Wanneer enten?
Kattenziekte:
Enting tegen kattenziekte wordt meestal gegeven op een leeftijd van 12 weken. Soms wordt een eerste enting rond 8-9 weken gegeven, hetgeen zinvol is als het risico op infectie groter is. De enting dient dan herhaald te worden op 12 weken. Indien men gebruik maakt van een dode entstof, moet er altijd twee keer geent worden met een tussentijd van 2-3 weken om zeker te zijn van een goede bescherming. Entingen met een levende stof tegen kattenziekte dienen iedere 2 jaar herhaald te worden. Bij enting van een heel jong kitten of drachtige poezen is het beter om een dode entstof te gebruiken.
Niesziekte:
Indien tegen niesziekte geent wordt, bij voorkeur de eerste enting geven op een leeftijd van 7-8 weken, omdat de bescherming via de moedermelk op deze leeftijd voor het grootste deel verdwenen is.
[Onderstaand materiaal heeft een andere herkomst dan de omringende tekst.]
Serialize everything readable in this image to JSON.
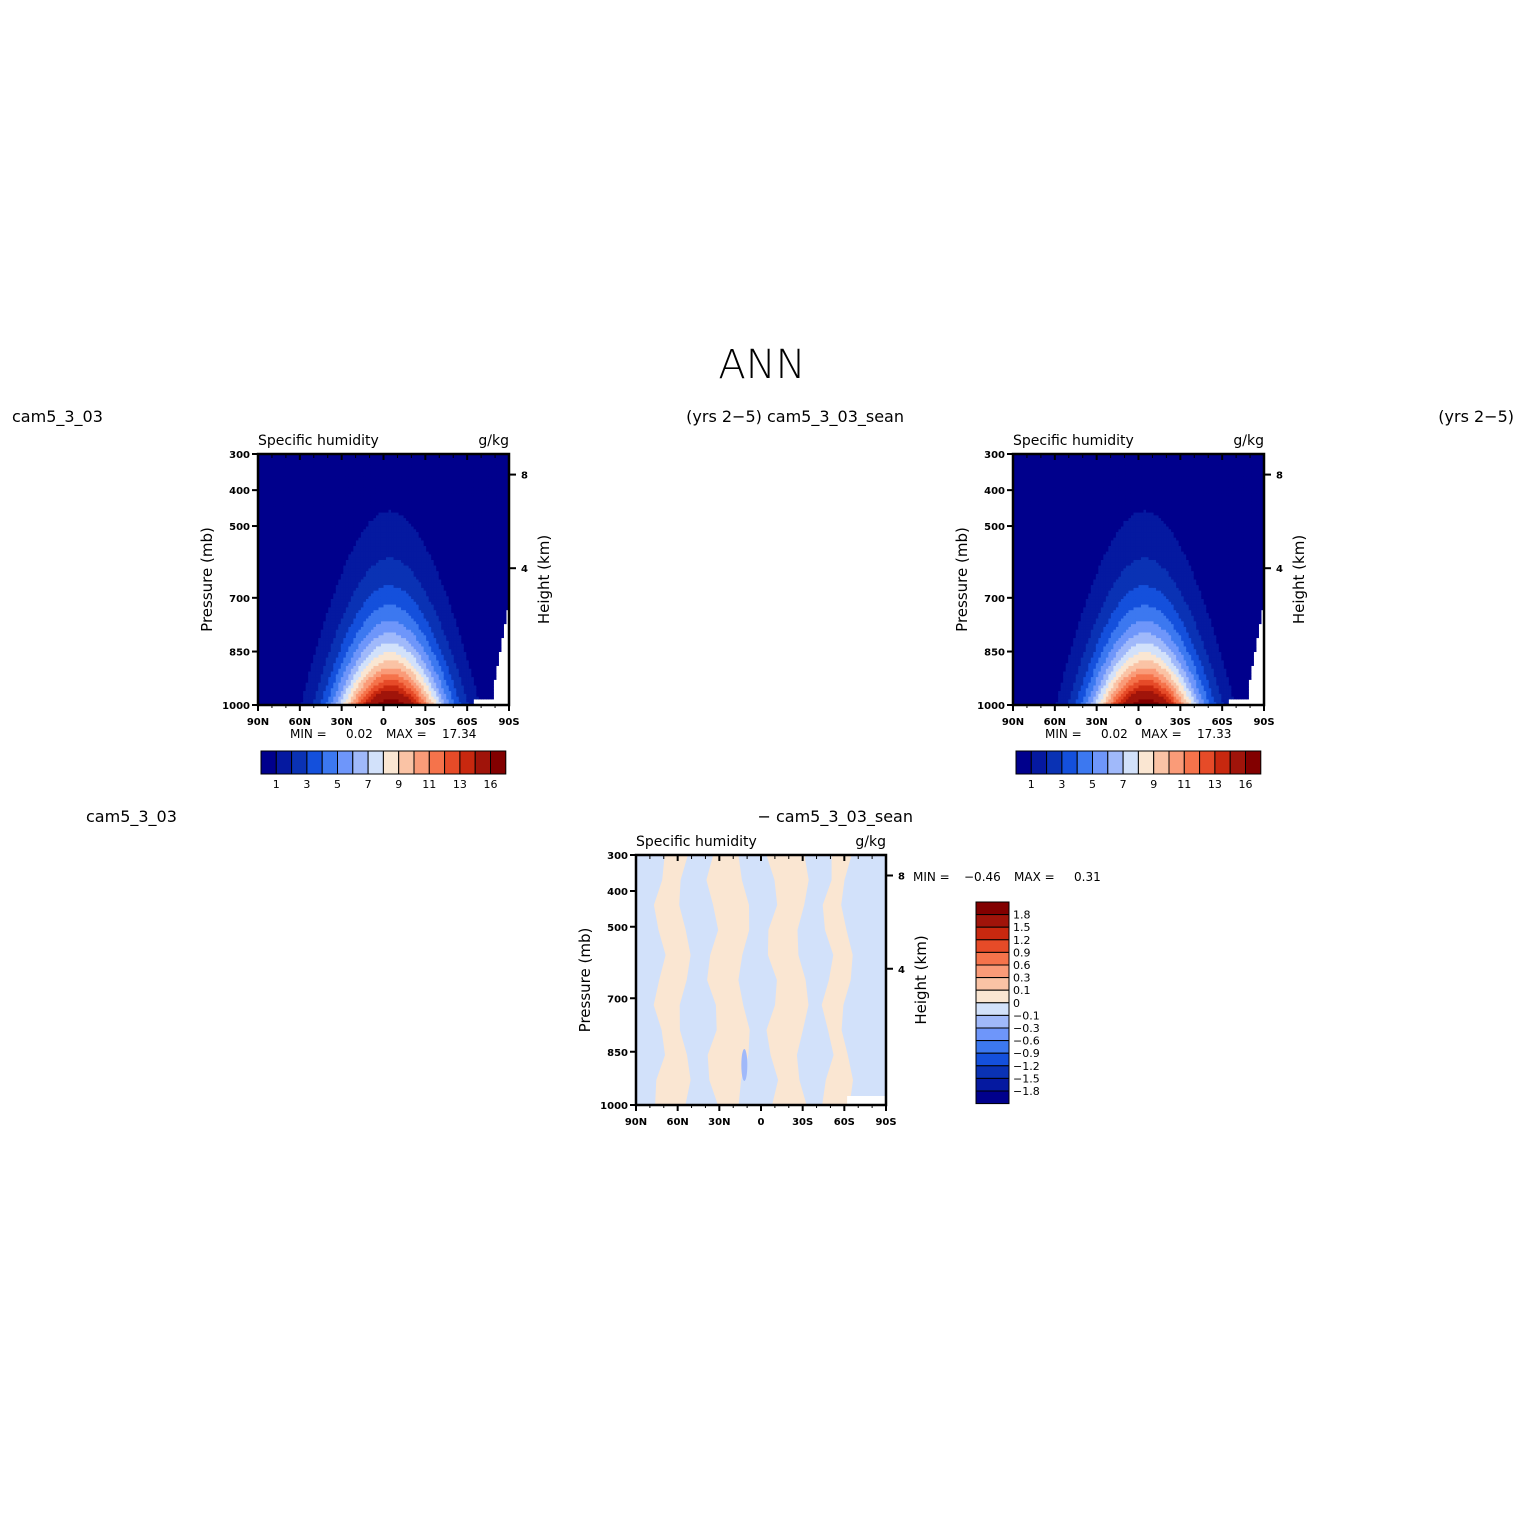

Deze enting moet voor de volledigheid herhaald worden op een leeftijd van 11-12 weken. Een herhalingsenting op 6 maanden kan in sommige gevallen een nog betere bescherming geven. Hierna zijn minimaal jaarlijkse herhalingsentingen noodzakelijk. Dit geldt voor entingen met zowel dode als levende entstof.
Na de enting dienen de kittens nog 1 week bij de fokker te blijven.